= Ezra C. Stiles =

American landscape architect

Ezra C. Stiles (September 26, 1891 – January 27, 1974) was an American landscape architect. He also worked as an urban planner, writer, mapmaker, and painter.

A descendant of Yale University president Ezra Stiles, Ezra Clarke Stiles was born in Painted Post, New York, and graduated from Penn State in 1914 with a degree in Forestry and Landscape Architecture. He began as
a community planner in Charlotte, North Carolina, as an employee of John Nolan, a landscape
architect in Boston. In 1915, he moved to Pittsburgh, Pennsylvania, to become a draftsman for A.W. Smith, a garden design and florist firm.
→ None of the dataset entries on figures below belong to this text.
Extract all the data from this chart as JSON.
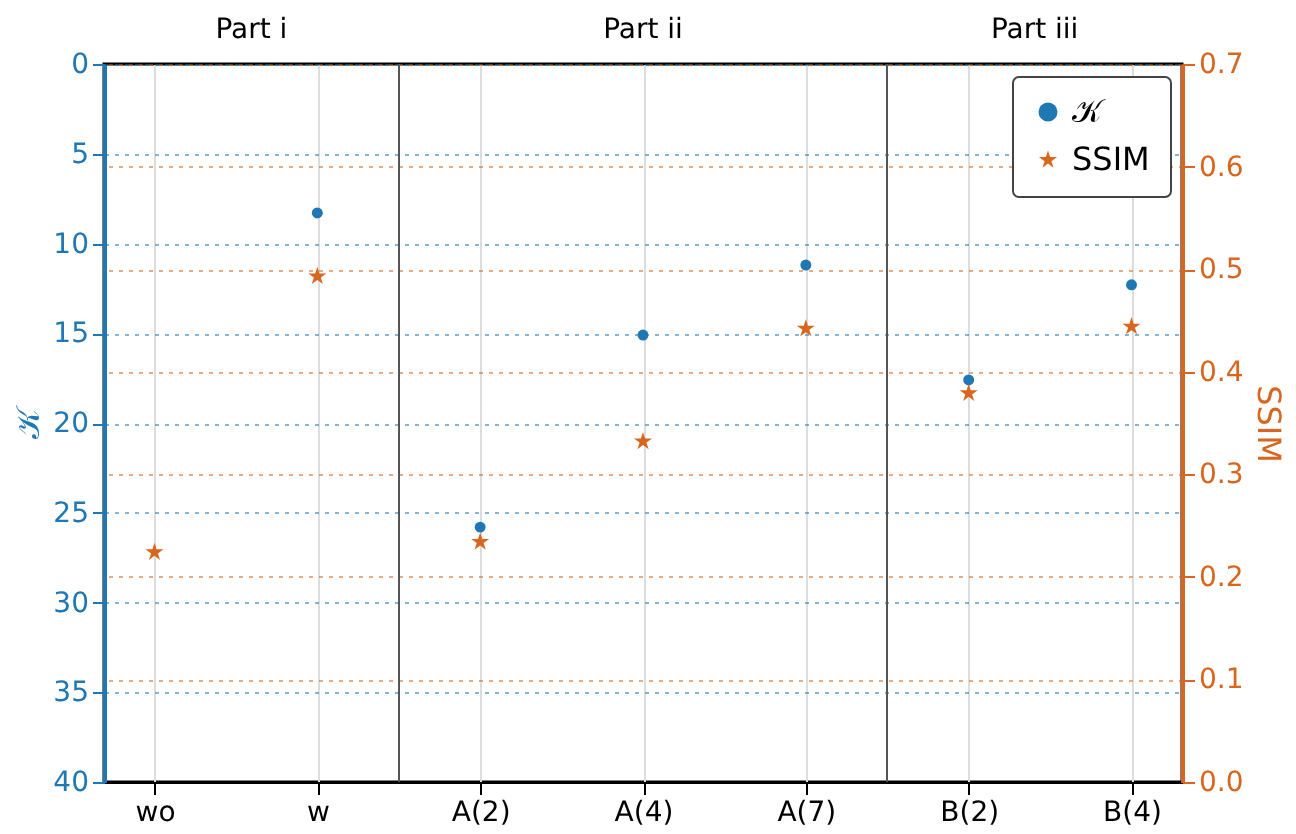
{
  "chart_data": {
    "type": "scatter",
    "ylabel": "𝒦",
    "y2label": "SSIM",
    "categories": [
      "wo",
      "w",
      "A(2)",
      "A(4)",
      "A(7)",
      "B(2)",
      "B(4)"
    ],
    "series": [
      {
        "name": "𝒦",
        "color": "#1f77b4",
        "marker": "circle",
        "values": [
          null,
          8.3,
          25.8,
          15.1,
          11.2,
          17.6,
          12.3
        ]
      },
      {
        "name": "SSIM",
        "color": "#d9661f",
        "marker": "star",
        "axis": "y2",
        "values": [
          0.224,
          0.493,
          0.234,
          0.332,
          0.442,
          0.379,
          0.444
        ]
      }
    ],
    "ylim": [
      40,
      0
    ],
    "yticks": [
      0,
      5,
      10,
      15,
      20,
      25,
      30,
      35,
      40
    ],
    "y2lim": [
      0,
      0.7
    ],
    "y2ticks": [
      {
        "value": 0,
        "label": "0.0"
      },
      {
        "value": 0.1,
        "label": "0.1"
      },
      {
        "value": 0.2,
        "label": "0.2"
      },
      {
        "value": 0.3,
        "label": "0.3"
      },
      {
        "value": 0.4,
        "label": "0.4"
      },
      {
        "value": 0.5,
        "label": "0.5"
      },
      {
        "value": 0.6,
        "label": "0.6"
      },
      {
        "value": 0.7,
        "label": "0.7"
      }
    ],
    "annotations": [
      "Part i",
      "Part ii",
      "Part iii"
    ],
    "grid": true,
    "legend": "top right"
  }
}
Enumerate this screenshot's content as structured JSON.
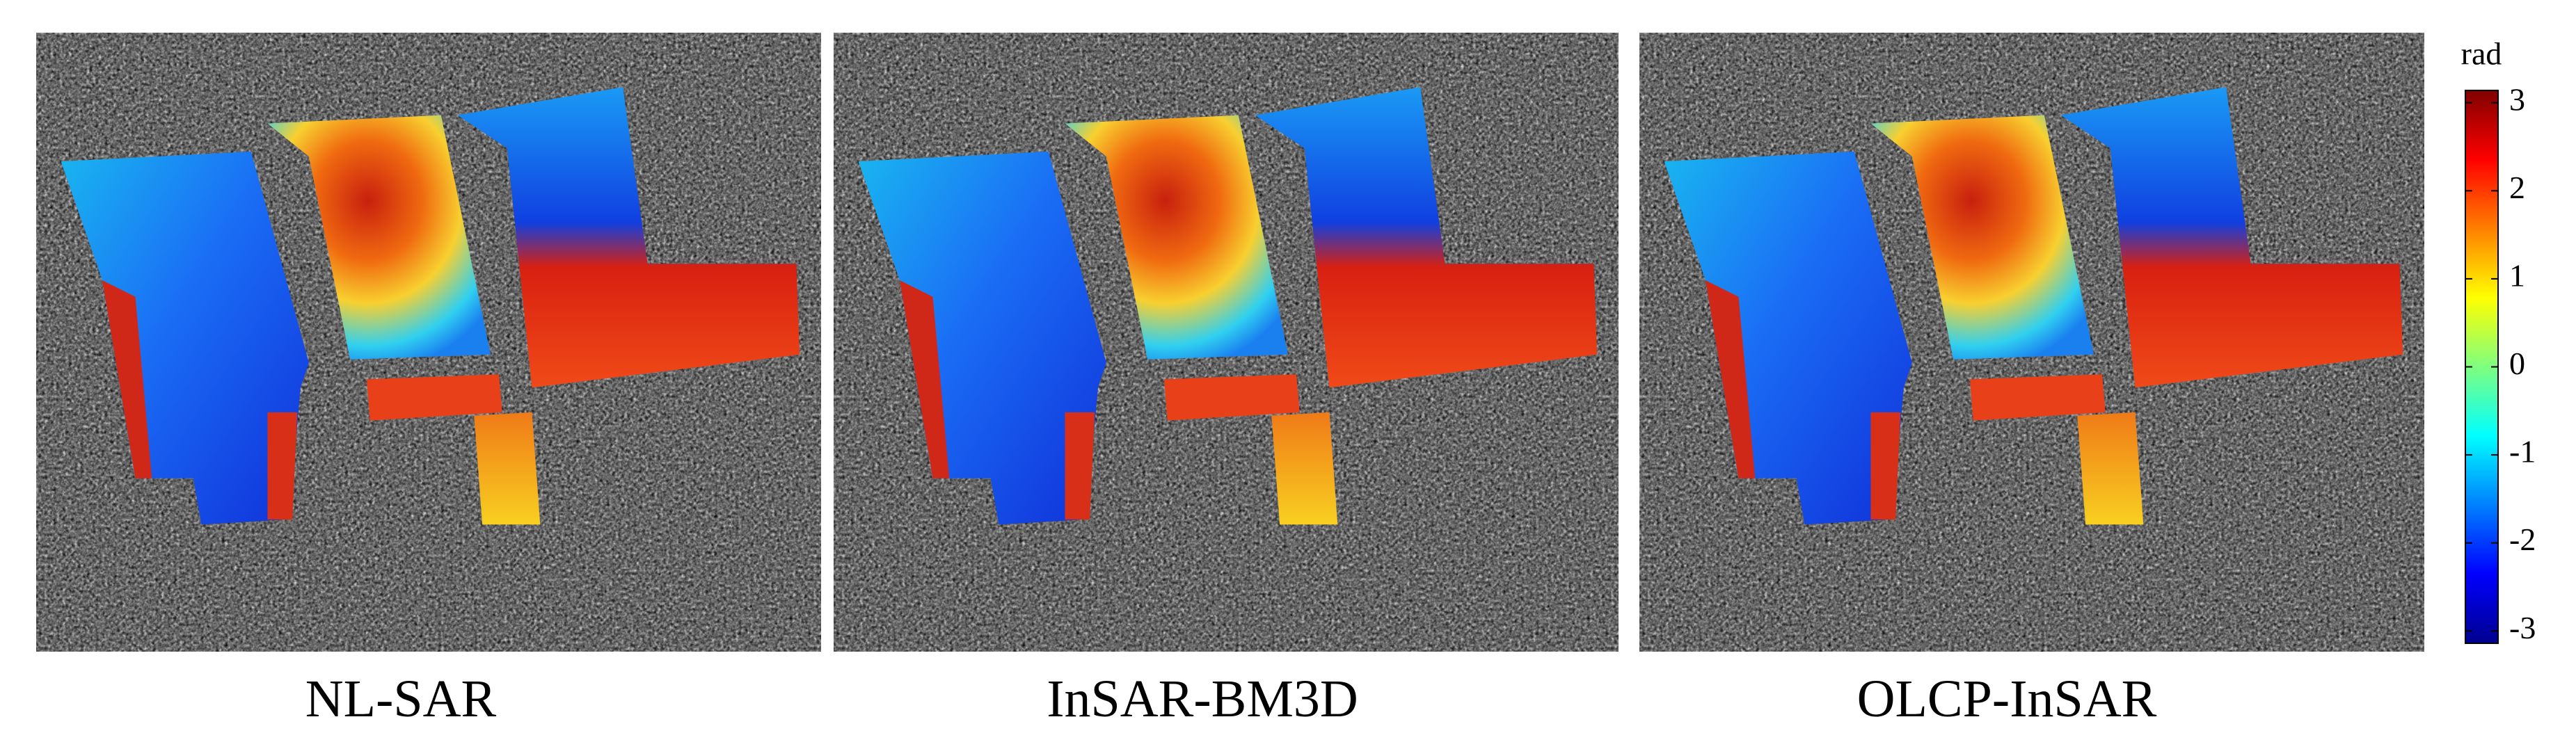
{
  "panels": [
    {
      "label": "NL-SAR"
    },
    {
      "label": "InSAR-BM3D"
    },
    {
      "label": "OLCP-InSAR"
    }
  ],
  "colorbar": {
    "label": "rad",
    "lim": [
      -3.14,
      3.14
    ],
    "ticks": [
      3,
      2,
      1,
      0,
      -1,
      -2,
      -3
    ]
  }
}
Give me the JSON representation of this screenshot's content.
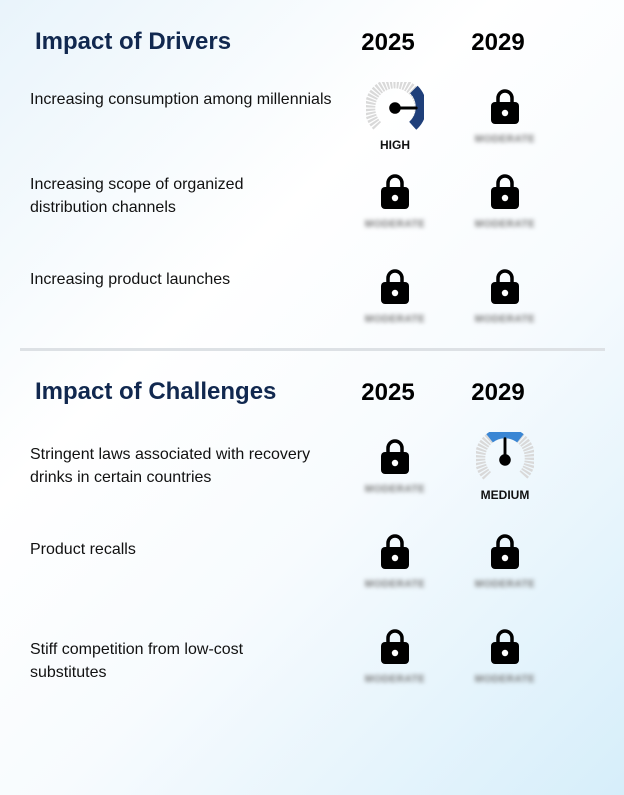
{
  "drivers": {
    "title": "Impact of Drivers",
    "year_a": "2025",
    "year_b": "2029",
    "rows": [
      {
        "label": "Increasing consumption among millennials",
        "val_a": "HIGH",
        "locked_a": false,
        "val_b": "MODERATE",
        "locked_b": true
      },
      {
        "label": "Increasing scope of organized distribution channels",
        "val_a": "MODERATE",
        "locked_a": true,
        "val_b": "MODERATE",
        "locked_b": true
      },
      {
        "label": "Increasing product launches",
        "val_a": "MODERATE",
        "locked_a": true,
        "val_b": "MODERATE",
        "locked_b": true
      }
    ]
  },
  "challenges": {
    "title": "Impact of Challenges",
    "year_a": "2025",
    "year_b": "2029",
    "rows": [
      {
        "label": "Stringent laws associated with recovery drinks in certain countries",
        "val_a": "MODERATE",
        "locked_a": true,
        "val_b": "MEDIUM",
        "locked_b": false
      },
      {
        "label": "Product recalls",
        "val_a": "MODERATE",
        "locked_a": true,
        "val_b": "MODERATE",
        "locked_b": true
      },
      {
        "label": "Stiff competition from low-cost substitutes",
        "val_a": "MODERATE",
        "locked_a": true,
        "val_b": "MODERATE",
        "locked_b": true
      }
    ]
  },
  "colors": {
    "title": "#11284f",
    "gauge_high": "#1f3f7a",
    "gauge_medium": "#3a86d4",
    "gauge_track": "#d9d9d9"
  }
}
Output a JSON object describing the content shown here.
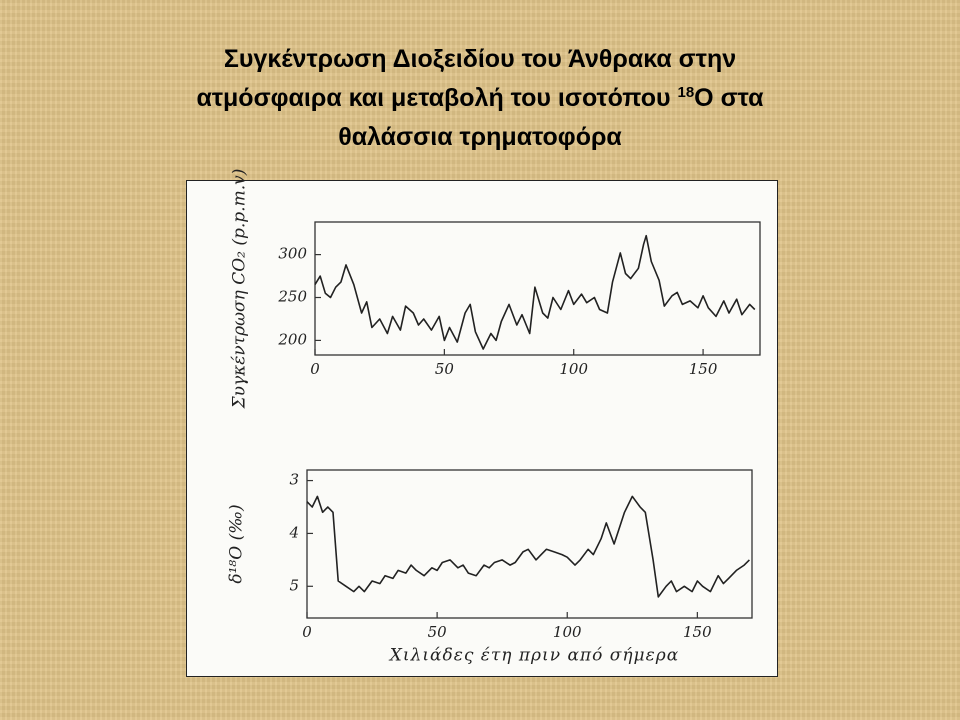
{
  "title": {
    "line1": "Συγκέντρωση Διοξειδίου του Άνθρακα στην",
    "line2": "ατμόσφαιρα και μεταβολή του ισοτόπου",
    "superscript": "18",
    "line2_end": "Ο στα",
    "line3": "θαλάσσια τρηματοφόρα"
  },
  "chart_data": [
    {
      "type": "line",
      "y_label": "Συγκέντρωση CO₂ (p.p.m.v)",
      "xlim": [
        0,
        172
      ],
      "xticks": [
        0,
        50,
        100,
        150
      ],
      "ylim": [
        183,
        338
      ],
      "yticks": [
        200,
        250,
        300
      ],
      "series": [
        {
          "name": "CO₂",
          "color": "#222",
          "x": [
            0,
            2,
            4,
            6,
            8,
            10,
            12,
            15,
            18,
            20,
            22,
            25,
            28,
            30,
            33,
            35,
            38,
            40,
            42,
            45,
            48,
            50,
            52,
            55,
            58,
            60,
            62,
            65,
            68,
            70,
            72,
            75,
            78,
            80,
            83,
            85,
            88,
            90,
            92,
            95,
            98,
            100,
            103,
            105,
            108,
            110,
            113,
            115,
            118,
            120,
            122,
            125,
            127,
            128,
            130,
            133,
            135,
            138,
            140,
            142,
            145,
            148,
            150,
            152,
            155,
            158,
            160,
            163,
            165,
            168,
            170
          ],
          "values": [
            265,
            275,
            255,
            250,
            262,
            268,
            288,
            265,
            232,
            245,
            215,
            225,
            208,
            228,
            212,
            240,
            232,
            218,
            225,
            212,
            228,
            200,
            215,
            198,
            232,
            242,
            210,
            190,
            208,
            200,
            222,
            242,
            218,
            230,
            208,
            262,
            232,
            226,
            250,
            236,
            258,
            242,
            254,
            244,
            250,
            236,
            232,
            268,
            302,
            278,
            272,
            284,
            312,
            322,
            292,
            270,
            240,
            252,
            256,
            242,
            246,
            238,
            252,
            238,
            228,
            246,
            232,
            248,
            230,
            242,
            236
          ]
        }
      ]
    },
    {
      "type": "line",
      "y_label": "δ¹⁸O (‰)",
      "x_label": "Χιλιάδες έτη πριν από σήμερα",
      "xlim": [
        0,
        171
      ],
      "xticks": [
        0,
        50,
        100,
        150
      ],
      "ylim": [
        2.8,
        5.6
      ],
      "y_inverted": true,
      "yticks": [
        3,
        4,
        5
      ],
      "series": [
        {
          "name": "δ¹⁸O",
          "color": "#222",
          "x": [
            0,
            2,
            4,
            6,
            8,
            10,
            12,
            15,
            18,
            20,
            22,
            25,
            28,
            30,
            33,
            35,
            38,
            40,
            42,
            45,
            48,
            50,
            52,
            55,
            58,
            60,
            62,
            65,
            68,
            70,
            72,
            75,
            78,
            80,
            83,
            85,
            88,
            90,
            92,
            95,
            98,
            100,
            103,
            105,
            108,
            110,
            113,
            115,
            118,
            120,
            122,
            125,
            128,
            130,
            133,
            135,
            138,
            140,
            142,
            145,
            148,
            150,
            152,
            155,
            158,
            160,
            162,
            165,
            168,
            170
          ],
          "values": [
            3.4,
            3.5,
            3.3,
            3.6,
            3.5,
            3.6,
            4.9,
            5.0,
            5.1,
            5.0,
            5.1,
            4.9,
            4.95,
            4.8,
            4.85,
            4.7,
            4.75,
            4.6,
            4.7,
            4.8,
            4.65,
            4.7,
            4.55,
            4.5,
            4.65,
            4.6,
            4.75,
            4.8,
            4.6,
            4.65,
            4.55,
            4.5,
            4.6,
            4.55,
            4.35,
            4.3,
            4.5,
            4.4,
            4.3,
            4.35,
            4.4,
            4.45,
            4.6,
            4.5,
            4.3,
            4.4,
            4.1,
            3.8,
            4.2,
            3.9,
            3.6,
            3.3,
            3.5,
            3.6,
            4.5,
            5.2,
            5.0,
            4.9,
            5.1,
            5.0,
            5.1,
            4.9,
            5.0,
            5.1,
            4.8,
            4.95,
            4.85,
            4.7,
            4.6,
            4.5
          ]
        }
      ]
    }
  ]
}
In 1926, Stiles founded a landscape architecture firm in Pittsburgh, and ultimately became known as one of the region's top landscape architects. Among his clients were prominent Pittsburgh families (the Scaifes, Corsons, Frownes, and Garmens); corporations (Carnegie Steel Works and Rockwell Manufacturing Corporation), universities (Furman University in Greenville, South Carolina), and city planners (he designed two city parks to mark Pittsburgh's bicentennial). In 1938, he laid out the McKeesport Rose Garden and Arboretum in the Pittsburgh suburb of McKeesport, Pennsylvania.

In the 1960s, Stiles' firm worked with two others to expand the Allegheny County park system.

Stiles wrote at least three books:
- Framing the Home Landscape with Pittsburgh Steel Company (1929). 20 pp.
- Rock Gardening for the Small Place (Doubleday, Doran & Company, 1935) 94 pp.
- The Silver Sturgeon

He and historian Paul C. Bowman drew a lavishly illustrated map of the American Expeditionary Force's participation in World War I's Meuse-Argonne Offensive; it is preserved by the Library of Congress. Other maps depicted Pittsburgh in 1899 and Frick Park in 1938.

He had at least one son, Ezra C. Stiles Jr. (1921-1957), who served as a captain in the U.S. Army Air Forces.

Some of Stiles' papers and drawings are preserved by the University of Pittsburgh.